How do I manage my educational adjustments?

It is important that you take responsibility for managing your educational adjustments. They are in place to assist you with your studies. It will save you a lot of time and stress if you:

  • Enrol as soon as enrolments open and register with us as soon as possible, so your educational adjustments can be put in place early.
  • Remember to turn up on time, or be available for all your appointments with your Educational Liaison Coordinator.
  • Let us know early if you can’t make your appointment.
  • Notify your Disability Adviser as soon as possible if there are any changes to your circumstances or condition.
  • If changes to any of your educational adjustments are required, you must provide your Disability Adviser with new or updated documentation from your medical or professional practitioners to support those changes.
  • Send your Letter of Support to the relevant Course Coordinator as soon as you receive it
  • Respond quickly if we contact you via email or telephone.
  • Tell us immediately if you withdraw or change courses as this can affect many of your provisions, such as formatting new course material, booking interpreters etc.
  • Bring in your textbooks or course material for alternative formatting (if required) well before the teaching session begins.
  • Keep appointments with your tutors or any of our service providers, or contact us if you are unable to make session.
  • Look after equipment you are loaned.

How do I keep informed about my educational adjustments?
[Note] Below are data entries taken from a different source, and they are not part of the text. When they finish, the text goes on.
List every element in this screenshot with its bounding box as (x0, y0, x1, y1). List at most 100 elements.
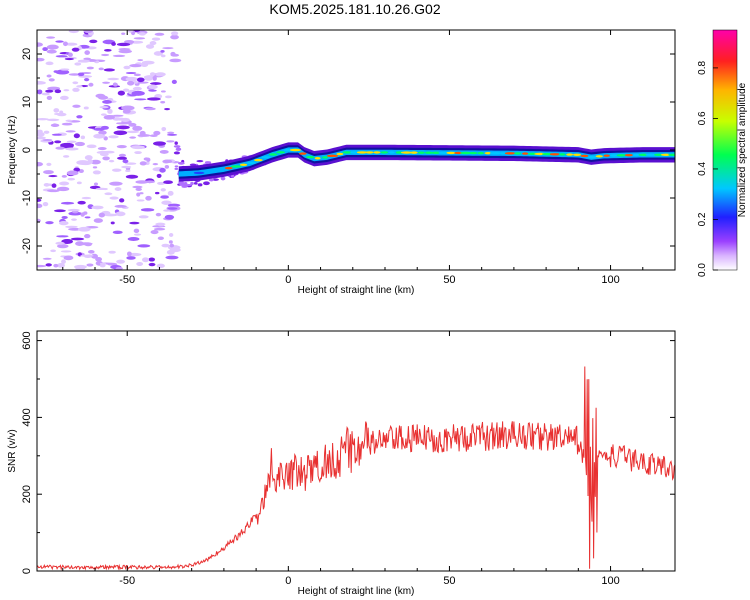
spectrogram-noise-blob (84, 233, 91, 239)
spectrogram-ridge-hotspot (305, 155, 315, 159)
spectrogram-noise-blob (54, 140, 62, 144)
spectrogram-noise-blob (99, 152, 109, 157)
spectrogram-noise-blob (84, 242, 92, 247)
spectrogram-noise-blob (160, 188, 166, 192)
spectrogram-noise-blob (103, 115, 115, 120)
spectrogram-noise-blob (112, 230, 123, 234)
spectrogram-noise-blob (103, 136, 108, 141)
spectrogram-ridge-hotspot (261, 156, 271, 159)
colorbar-frame (712, 29, 738, 271)
spectrogram-noise-blob (118, 153, 127, 158)
spectrogram-ridge-hotspot (580, 154, 589, 158)
spectrogram-ridge-hotspot (558, 153, 566, 156)
spectrogram-ridge-scatter (203, 181, 210, 186)
spectrogram-ridge-hotspot (239, 163, 248, 167)
spectrogram-noise-blob (47, 86, 61, 91)
spectrogram-noise-blob (61, 215, 68, 219)
spectrogram-noise-blob (41, 92, 50, 96)
spectrogram-noise-blob (99, 263, 106, 268)
spectrogram-noise-blob (62, 41, 68, 47)
spectrogram-noise-blob (126, 130, 140, 134)
colorbar-tick-label: 0.6 (697, 111, 708, 125)
spectrogram-ridge-hotspot (417, 151, 425, 154)
spectrogram-ridge-hotspot (489, 152, 502, 155)
spectrogram-noise-blob (53, 108, 60, 113)
spectrogram-ridge-scatter (197, 183, 203, 187)
spectrogram-ridge-scatter (174, 141, 178, 145)
spectrogram-noise-blob (160, 49, 165, 53)
spectrogram-noise-blob (125, 76, 138, 82)
snr-x-tick-label: 50 (443, 575, 455, 587)
spectrogram-noise-blob (60, 201, 75, 205)
spectrogram-noise-blob (161, 126, 167, 132)
spectrogram-noise-blob (152, 75, 157, 81)
spectrogram-noise-blob (74, 62, 82, 66)
spectrogram-ridge-hotspot (566, 153, 574, 156)
snr-x-tick-label: -50 (119, 575, 135, 587)
spectrogram-noise-blob (155, 212, 162, 217)
spectrogram-noise-blob (87, 250, 95, 254)
spectrogram-noise-blob (43, 182, 50, 187)
spectrogram-noise-blob (83, 30, 93, 34)
spectrogram-noise-blob (48, 78, 55, 82)
spectrogram-noise-blob (150, 230, 159, 235)
spectrogram-ridge-hotspot (572, 153, 582, 156)
spectrogram-noise-blob (87, 159, 93, 165)
spectrogram-ridge-hotspot (514, 152, 522, 155)
spectrogram-noise-blob (55, 241, 65, 245)
spectrogram-ridge-hotspot (289, 148, 302, 152)
snr-frame (36, 330, 676, 572)
spectrogram-ridge-hotspot (522, 152, 529, 155)
spectrogram-noise-blob (138, 32, 146, 36)
spectrogram-noise-blob (89, 39, 98, 44)
snr-x-axis-label: Height of straight line (km) (298, 586, 415, 597)
spectrogram-noise-blob (170, 34, 179, 40)
spectrogram-noise-blob (52, 123, 57, 127)
spectrogram-noise-blob (45, 221, 54, 225)
spectrogram-noise-blob (167, 203, 181, 207)
spectrogram-noise-blob (61, 174, 67, 178)
spectrogram-noise-blob (50, 249, 56, 253)
spectrogram-noise-blob (133, 233, 142, 236)
spectrogram-ridge-hotspot (356, 151, 368, 154)
spectrogram-noise-blob (37, 81, 46, 85)
spectrogram-noise-blob (48, 175, 58, 178)
spectrogram-noise-blob (81, 196, 92, 200)
spectrogram-noise-blob (133, 228, 140, 234)
spectrogram-noise-blob (90, 159, 101, 165)
spectrogram-noise-blob (60, 95, 69, 101)
spectrogram-noise-blob (68, 211, 82, 216)
spectrogram-noise-blob (60, 142, 74, 148)
spectrogram-noise-blob (37, 118, 49, 121)
spectrogram-noise-blob (152, 163, 159, 166)
spectrogram-noise-blob (103, 150, 115, 154)
spectrogram-noise-blob (80, 212, 85, 217)
spectrogram-noise-blob (160, 90, 166, 93)
spectrogram-noise-blob (42, 257, 52, 260)
spectrogram-noise-blob (118, 49, 132, 54)
spectrogram-noise-blob (98, 95, 109, 100)
spectrogram-noise-blob (108, 159, 115, 163)
spectrogram-noise-blob (68, 73, 81, 76)
spectrogram-noise-blob (145, 195, 152, 201)
spectrogram-x-tick-label: 100 (601, 274, 619, 286)
spectrogram-noise-blob (37, 162, 44, 167)
colorbar-tick-label: 0.8 (697, 61, 708, 75)
spectrogram-noise-blob (60, 250, 72, 253)
spectrogram-noise-blob (137, 244, 151, 248)
spectrogram-ridge-hotspot (388, 151, 395, 154)
spectrogram-ridge-hotspot (484, 151, 492, 155)
spectrogram-noise-blob (157, 236, 164, 240)
spectrogram-noise-blob (134, 98, 147, 101)
spectrogram-noise-blob (71, 47, 80, 52)
spectrogram-noise-blob (46, 118, 60, 122)
spectrogram-noise-blob (124, 39, 135, 44)
spectrogram-noise-blob (102, 81, 111, 84)
snr-y-tick-label: 0 (21, 568, 33, 574)
spectrogram-noise-blob (56, 186, 70, 192)
spectrogram-noise-blob (148, 84, 158, 90)
spectrogram-noise-blob (70, 237, 85, 241)
spectrogram-noise-blob (55, 40, 64, 43)
spectrogram-noise-blob (67, 52, 73, 58)
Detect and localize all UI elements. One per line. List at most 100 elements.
With over 52,000 students at UNSW, the most efficient way to communicate to students is through the student email system. Like everyone else, we know you will receive emails that are not relevant to you. However, if you receive information from our disability services team or your Disability Adviser, you must read it as soon as possible. You will be receiving a lot of information electronically, so there are three things that are important to remember:

  1. The university will only send emails to your student zMail account. All information about your courses, educational adjustments, exams etc is sent to this account.
  2. To know what’s going on, you need to check and read your student emails at least twice a week – even during semester breaks. You must read and respond to emails the university sends you. Often there are things you have to do before a deadline. You will miss out on important information if you do not open your zMail account regularly. You can link your student email account to your personal email account.
  3. Our office and your Disability Adviser will send you emails regarding your adjustments. You can reduce your stress levels considerably by opening your emails from us as soon as you get them. If you do not open your emails, read them and follow the request or information the emails contains, you risk delaying the implementation of your provisions for your exams, coursework, notetaking, alternative formatting etc.

How do I change my educational adjustments?

You may require educational adjustments for the whole time you are studying at UNSW or for just one or two semesters.

Sometimes you may experience a setback with your disability. A condition may recur or worsen or require you to be hospitalised for treatment etc.

If your studies are interrupted or your needs change, please let your Disability Adviser know as soon as possible. Your educational adjustments may be reviewed or adjusted to suit your circumstances.

Any changes to your educational adjustments may need to be supported by new or updated documentation.